Anna Potvin, later partner and head of remuneration practices, marveled at their annual study announcing salary growth reaching 3.8% in 2024. Very favorable,” she recalls.
One of the factors driving the trend is the declining ratio between the number of vacancies and the number of jobs in Quebec. “Yes there is a stabilization, but for the year as a whole, the labor shortage will decrease, which will remove the pressure on wages,” suggests economist Pierre Emmanuel Paradis.
Additionally, gross domestic product growth is expected to slow to 1% in 2024. This is lower than the average annual wage increase including planned freezes of 3.7%, according to data compiled by the Order of CRHA. In its planning tool, growth is expected to reach 3.5% in 2023, while it is expected to be 4.1%.

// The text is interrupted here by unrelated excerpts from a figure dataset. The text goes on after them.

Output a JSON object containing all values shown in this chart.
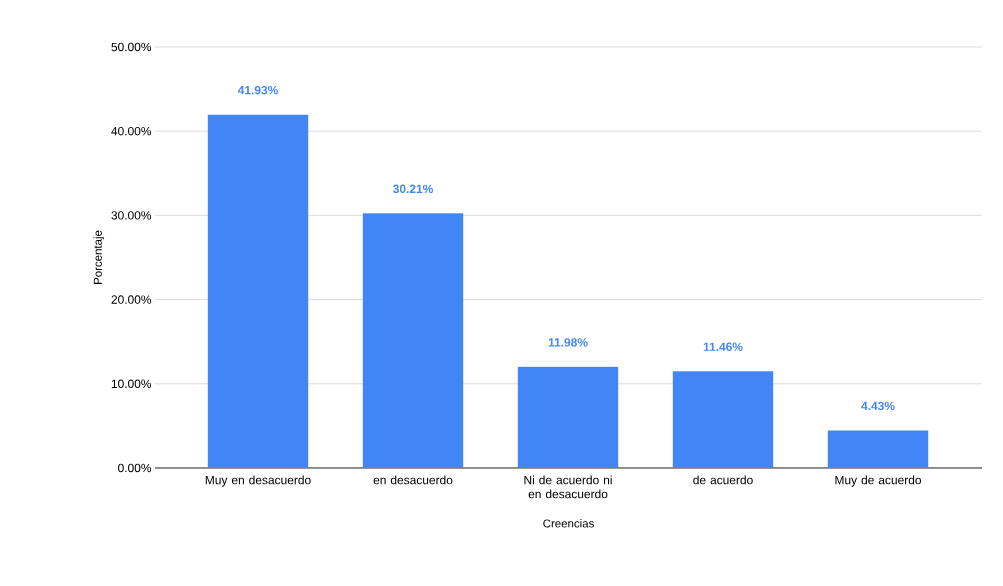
{
  "chart_data": {
    "type": "bar",
    "xlabel": "Creencias",
    "ylabel": "Porcentaje",
    "categories": [
      "Muy en desacuerdo",
      "en desacuerdo",
      "Ni de acuerdo ni en desacuerdo",
      "de acuerdo",
      "Muy de acuerdo"
    ],
    "values": [
      41.93,
      30.21,
      11.98,
      11.46,
      4.43
    ],
    "value_labels": [
      "41.93%",
      "30.21%",
      "11.98%",
      "11.46%",
      "4.43%"
    ],
    "color": "#4285f4",
    "ylim": [
      0,
      50
    ],
    "yticks": [
      {
        "value": 0,
        "label": "0.00%"
      },
      {
        "value": 10,
        "label": "10.00%"
      },
      {
        "value": 20,
        "label": "20.00%"
      },
      {
        "value": 30,
        "label": "30.00%"
      },
      {
        "value": 40,
        "label": "40.00%"
      },
      {
        "value": 50,
        "label": "50.00%"
      }
    ],
    "grid": "y"
  }
}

Much more than in previous years, the share of companies considering wage freezes is lower than usual, although it has gained a few percentage points compared to last year, we confirm.
Apart from 2020, 2021 and 2022, where firms have shared much less conservative targets than actual salary increases, those issued for 2024 are closer to reality, according to Mark Chartrand, senior adviser for total compensation at Gallagher.

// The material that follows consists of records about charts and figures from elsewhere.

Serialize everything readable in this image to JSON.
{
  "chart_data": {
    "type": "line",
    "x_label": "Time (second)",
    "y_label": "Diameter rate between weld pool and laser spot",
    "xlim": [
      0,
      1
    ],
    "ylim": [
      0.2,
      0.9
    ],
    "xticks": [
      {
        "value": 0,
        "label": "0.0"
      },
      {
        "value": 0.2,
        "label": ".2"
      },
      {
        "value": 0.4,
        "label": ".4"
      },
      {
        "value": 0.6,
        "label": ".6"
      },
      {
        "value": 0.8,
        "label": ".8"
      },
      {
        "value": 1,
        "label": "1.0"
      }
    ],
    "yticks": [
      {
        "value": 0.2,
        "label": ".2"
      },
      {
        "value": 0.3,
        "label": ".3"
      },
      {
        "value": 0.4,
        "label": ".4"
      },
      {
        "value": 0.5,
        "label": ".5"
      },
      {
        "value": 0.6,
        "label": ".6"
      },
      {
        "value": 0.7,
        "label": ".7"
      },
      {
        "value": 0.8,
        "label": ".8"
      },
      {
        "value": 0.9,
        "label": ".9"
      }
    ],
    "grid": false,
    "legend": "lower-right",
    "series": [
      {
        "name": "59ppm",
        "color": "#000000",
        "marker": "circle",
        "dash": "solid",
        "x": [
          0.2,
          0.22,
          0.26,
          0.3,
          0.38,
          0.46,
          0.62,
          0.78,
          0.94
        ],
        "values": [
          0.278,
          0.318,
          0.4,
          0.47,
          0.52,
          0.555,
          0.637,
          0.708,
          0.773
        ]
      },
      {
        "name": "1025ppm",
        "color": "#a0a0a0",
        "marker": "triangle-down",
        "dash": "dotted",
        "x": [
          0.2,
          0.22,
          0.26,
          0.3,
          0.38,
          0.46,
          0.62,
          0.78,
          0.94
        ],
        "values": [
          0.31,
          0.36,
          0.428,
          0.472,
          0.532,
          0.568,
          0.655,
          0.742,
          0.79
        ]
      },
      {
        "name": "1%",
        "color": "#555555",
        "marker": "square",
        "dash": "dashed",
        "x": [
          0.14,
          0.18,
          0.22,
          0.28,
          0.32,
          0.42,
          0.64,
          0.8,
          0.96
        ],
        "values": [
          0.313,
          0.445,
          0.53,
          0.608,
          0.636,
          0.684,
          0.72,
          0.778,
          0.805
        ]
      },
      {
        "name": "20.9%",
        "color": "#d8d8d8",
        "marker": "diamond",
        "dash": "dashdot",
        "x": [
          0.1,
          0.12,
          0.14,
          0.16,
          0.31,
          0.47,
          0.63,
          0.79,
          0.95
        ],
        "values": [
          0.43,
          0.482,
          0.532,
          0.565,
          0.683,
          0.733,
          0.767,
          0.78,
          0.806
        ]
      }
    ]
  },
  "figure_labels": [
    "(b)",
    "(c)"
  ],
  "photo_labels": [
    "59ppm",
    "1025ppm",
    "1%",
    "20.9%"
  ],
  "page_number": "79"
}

According to Manon Poirier, General Director of the Order of CRHA, employers are torn between their desire to be attractive to candidates and their desire to support their workers affected by inflation. But in the medium term, increasing remuneration that much is not sustainable, she warned.
“Next projections should clearly be below 3%, closer to the 2.6% or 2.8% we’ve known before, which is more sustainable for firms.”

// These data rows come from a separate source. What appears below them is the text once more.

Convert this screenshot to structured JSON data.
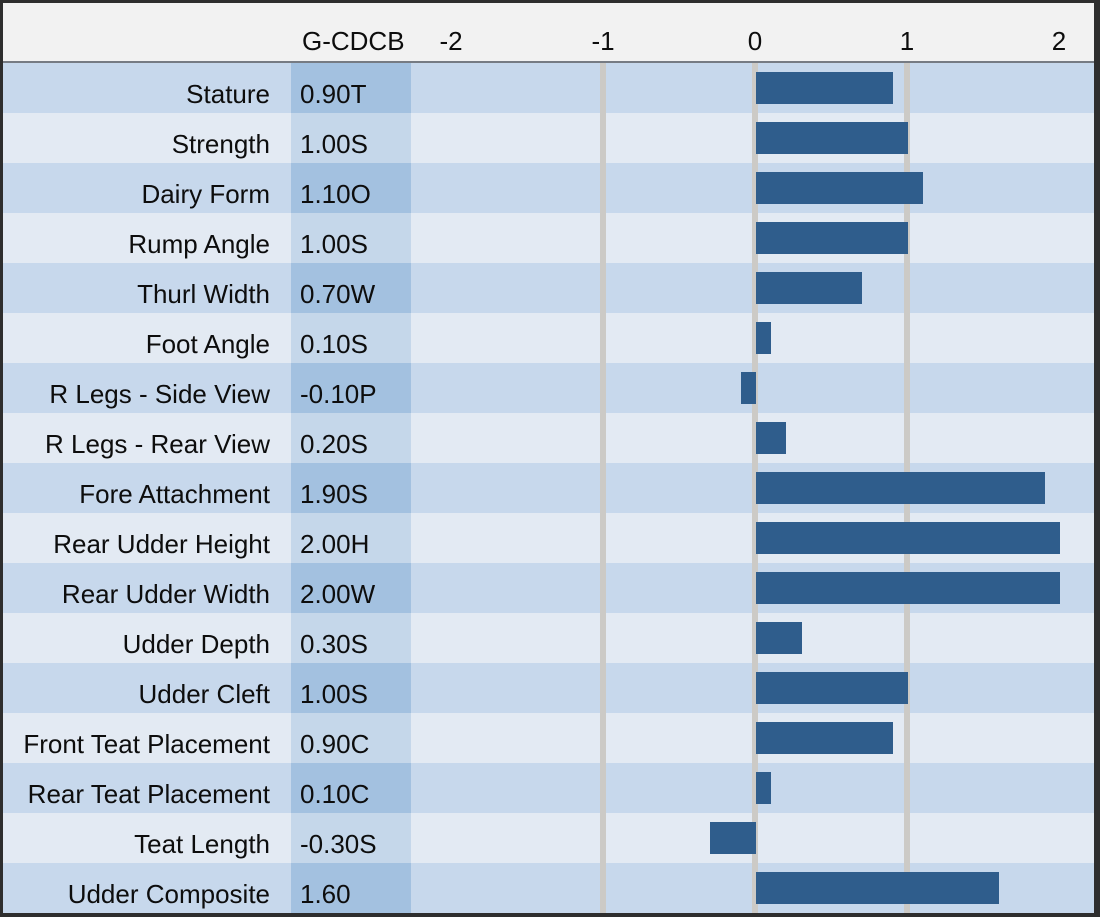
{
  "header": {
    "value_column_label": "G-CDCB"
  },
  "chart_data": {
    "type": "bar",
    "orientation": "horizontal",
    "title": "",
    "xlabel": "",
    "ylabel": "",
    "xlim": [
      -2,
      2
    ],
    "x_ticks": [
      -2,
      -1,
      0,
      1,
      2
    ],
    "x_tick_labels": [
      "-2",
      "-1",
      "0",
      "1",
      "2"
    ],
    "gridline_values": [
      -1,
      0,
      1
    ],
    "grid": true,
    "legend_position": "none",
    "categories": [
      "Stature",
      "Strength",
      "Dairy Form",
      "Rump Angle",
      "Thurl Width",
      "Foot Angle",
      "R Legs - Side View",
      "R Legs - Rear View",
      "Fore Attachment",
      "Rear Udder Height",
      "Rear Udder Width",
      "Udder Depth",
      "Udder Cleft",
      "Front Teat Placement",
      "Rear Teat Placement",
      "Teat Length",
      "Udder Composite"
    ],
    "value_labels": [
      "0.90T",
      "1.00S",
      "1.10O",
      "1.00S",
      "0.70W",
      "0.10S",
      "-0.10P",
      "0.20S",
      "1.90S",
      "2.00H",
      "2.00W",
      "0.30S",
      "1.00S",
      "0.90C",
      "0.10C",
      "-0.30S",
      "1.60"
    ],
    "values": [
      0.9,
      1.0,
      1.1,
      1.0,
      0.7,
      0.1,
      -0.1,
      0.2,
      1.9,
      2.0,
      2.0,
      0.3,
      1.0,
      0.9,
      0.1,
      -0.3,
      1.6
    ]
  },
  "colors": {
    "bar": "#2f5d8c",
    "row-dark": "#c7d8ec",
    "row-light": "#e3eaf3",
    "value-dark": "#a3c1e0",
    "value-light": "#c5d7ea",
    "gridline": "#cccac6",
    "header-bg": "#f2f2f2",
    "frame": "#2e2e2e",
    "divider": "#767b83",
    "text": "#0d0d0d"
  }
}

In Quebec in May 2023 in particular, macroeconomic data demonstrate that workers regained the same purchasing power as in March 2020, reports Pierre Emmanuel Paradis.
To change mindsets
Indeed, “for now, wages have grown slightly faster than inflation since March 2020,” the economist said. People keep saying they want to catch inflation, but we demonstrated it, it was done. This mentality does not go away easily.”
However, not all workers are equal in the face of cost-of-living increases, noted Guylaine Beliveau, head of the national Remuneration Advisory Services practice at Telus Health, and for some, housing will especially impact their budget.
“Yes, we want a good salary, but not all expenses”, nuances Anna Potvin, noting that job security hangs more in the balance.
For organizations that need to announce a freeze or are unable to meet their employees’ expectations, Mark Chartand recommends having “an excellent communication plan and a lot of transparency” on their hands. You need to be honest with the employees, explain the reality.
(Again) Read: Total compensation: Situation will change in 2024
Companies should focus on the various levers they use to retain their employees, whether it’s the flexibility they can demonstrate, the agility they can solve a problem, or the learning opportunities it can create.
Providing a fair balance between work and personal life, giving more vacations or adopting good management practices are other ways to polish your employer’s image, adds Manon Poirier.
Certainly, she noted, if we don’t offer competitive pay, it’s easier to retain than attract new talent, without discouraging firms. After all, more than ever, they have the opportunity to survey people already on the job to gauge the quality of the boss.
“People stay longer because of the culture and mission of the organization,” recalls Guylaine Belive.